Molesta por aquello, respondió:

—Claro que los tengo y precisamente como son ¡ex! no les permito que se tomen ciertas licencias, no sea que piensen cosas que no son. —Y quitándose el flequillo de los ojos, siseó—: Que no, Triana, que no. Que la estoy cagando. Él es quien es. Y yo soy quien soy. ¿Por qué liar más las cosas?

—Pero ¿no ves cómo te busca? Quizá sea tu príncipe azul.

Mientras se abrochaba el chaleco negro para comenzar de nuevo a trabajar, Lizzy miró a su amiga y cuchicheó:

—Mira, romanticona, como diría una que yo sé, los príncipes azules también destiñen.
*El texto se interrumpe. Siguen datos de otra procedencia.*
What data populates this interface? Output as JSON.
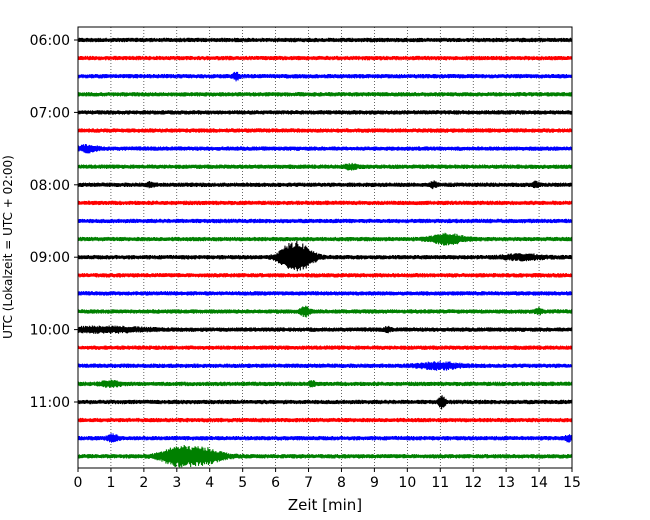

Y no, no me hables de príncipes cuando sabes que el mundo está lleno de ranas, sapos y culebras.

Divertida por aquella comparación, Triana murmuró:

—Bueno, mujer, tampoco hay que ver las cosas tan negras. Te mandó rosas a tu casa para desearte que te repusieras. ¿No crees que es una monada?

Sin duda lo era. William era más que una monada, pero protestó, no dispuesta a bajarse del burro.

—No pegamos ni con cola. Es demasiado mayor para mí. Es demasiado recto, pulcro y severo para estar con una chica como yo.

—Pues yo lo veo ¡monísimo e interesante!

Desesperada, Lizzy miró a su amiga e insistió:

—Pero ¿tú has visto sus pintas y las mías? Él… tan trajeado, tan engominado, tan tieso por el mundo y yo… yo… que no, Triana, que no. Que lo nuestro es un gran error, que estoy viendo que al final me va a costar mi trabajo por idiota y por no pensar las cosas antes de hacerlas. —Y bajando la voz, susurró—: Joder, ¡que me he liado con el dueño del hotel! ¡Con el supermegajefazo de los jefazos!